The role of a Lake Arrowhead California Realtor is to guide you through the buying or selling process.  I am absolutely committed to fulfilling your needs with the highest level of professionalism, expertise, and service.  As a Lake Arrowhead Real Estate agent, my commitment to your satisfaction is the foundation from which a solid business relationship is built. I realize that people do business with real estate agents they trust. I am interested in what is best for you, the client, and am committed to establishing a long-term relationship based on trust. I pride myself on being knowledgeable and staying current with changes in the industry, with a special interest in Lake Arrowhead Real Estate. You have worked hard to be able to purchase the home of your dreams. I feel the responsibility to make those dreams a reality and pursue the right solution.

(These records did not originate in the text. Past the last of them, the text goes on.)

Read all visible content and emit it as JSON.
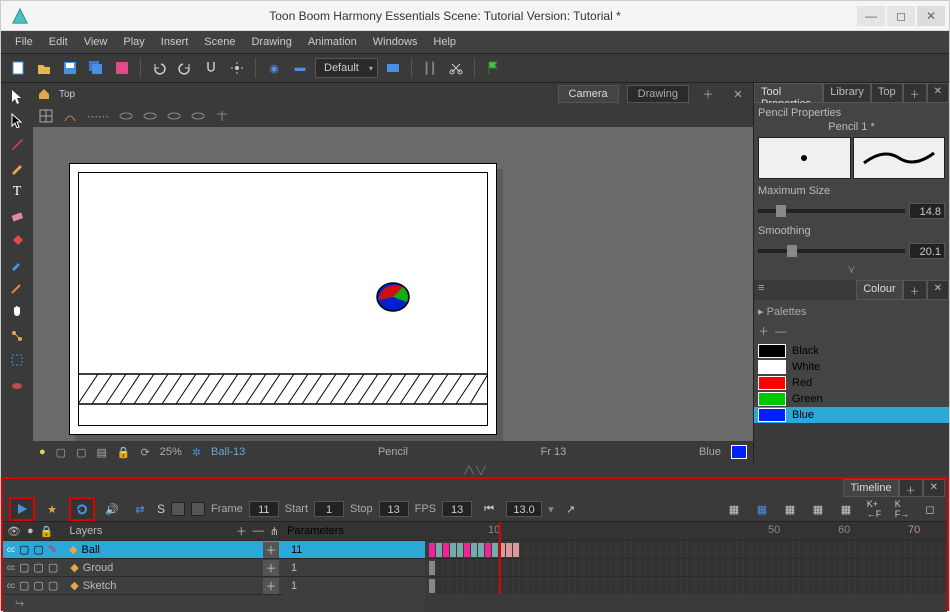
{
  "title": "Toon Boom Harmony Essentials Scene: Tutorial Version: Tutorial *",
  "menu": [
    "File",
    "Edit",
    "View",
    "Play",
    "Insert",
    "Scene",
    "Drawing",
    "Animation",
    "Windows",
    "Help"
  ],
  "combo_default": "Default",
  "top_tab": "Top",
  "viewport_tabs": {
    "camera": "Camera",
    "drawing": "Drawing"
  },
  "status": {
    "zoom": "25%",
    "layer": "Ball-13",
    "tool": "Pencil",
    "frame": "Fr 13",
    "colour": "Blue"
  },
  "tool_props": {
    "tabs": [
      "Tool Properties",
      "Library",
      "Top"
    ],
    "section": "Pencil Properties",
    "brush_name": "Pencil 1 *",
    "max_label": "Maximum Size",
    "max_val": "14.8",
    "smooth_label": "Smoothing",
    "smooth_val": "20.1"
  },
  "colour": {
    "tab": "Colour",
    "palettes": "Palettes",
    "items": [
      {
        "name": "Black",
        "hex": "#000000"
      },
      {
        "name": "White",
        "hex": "#ffffff"
      },
      {
        "name": "Red",
        "hex": "#ff0000"
      },
      {
        "name": "Green",
        "hex": "#00c800"
      },
      {
        "name": "Blue",
        "hex": "#0020ff"
      }
    ],
    "sel": 4
  },
  "timeline": {
    "tab": "Timeline",
    "layers_hdr": "Layers",
    "params_hdr": "Parameters",
    "frame_lbl": "Frame",
    "frame": "11",
    "start_lbl": "Start",
    "start": "1",
    "stop_lbl": "Stop",
    "stop": "13",
    "fps_lbl": "FPS",
    "fps": "13",
    "rate": "13.0",
    "s_lbl": "S",
    "ruler": {
      "a": "10",
      "b": "50",
      "c": "60",
      "d": "70"
    },
    "layers": [
      {
        "name": "Ball",
        "param": "11",
        "sel": true
      },
      {
        "name": "Groud",
        "param": "1",
        "sel": false
      },
      {
        "name": "Sketch",
        "param": "1",
        "sel": false
      }
    ]
  }
}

I invite you to have a look around this site.  It is my hope that you find it informative in the area of Lake Arrowhead Real Estate.  I believe Lake Arrowhead to be one of the most beautiful areas in California.  Have a look at the current Lake Arrowhead Listings.  I look forward to assisting you in Lake Arrowhead Real Estate and helping you find the home of your dreams.

Mortgage Workout Programs for Homeowners
On Wednesday, February 18, 2009, President Obama announced his new Homeowner Affordability and Stability Plan to help troubled homeowners avoid foreclosure.  This plan will offer assistance up to 9 million homeowners and applies only to primary residences.  The first component of the plan allows homeowners who are current to refinance an existing Fannie Mae or Freddie Mac conforming loan with a loan-to-value ratio up to 105 percent.  The second component addresses homeowners who are at risk of foreclosure on their mortgages, but they do not have to be delinquent.  The government will work with the lenders to ensure that monthly mortgages do not exceed 31 percent debt-to-income ratio.  Furthermore, the government will seek to create clear and consistent guidelines for loan modifications.   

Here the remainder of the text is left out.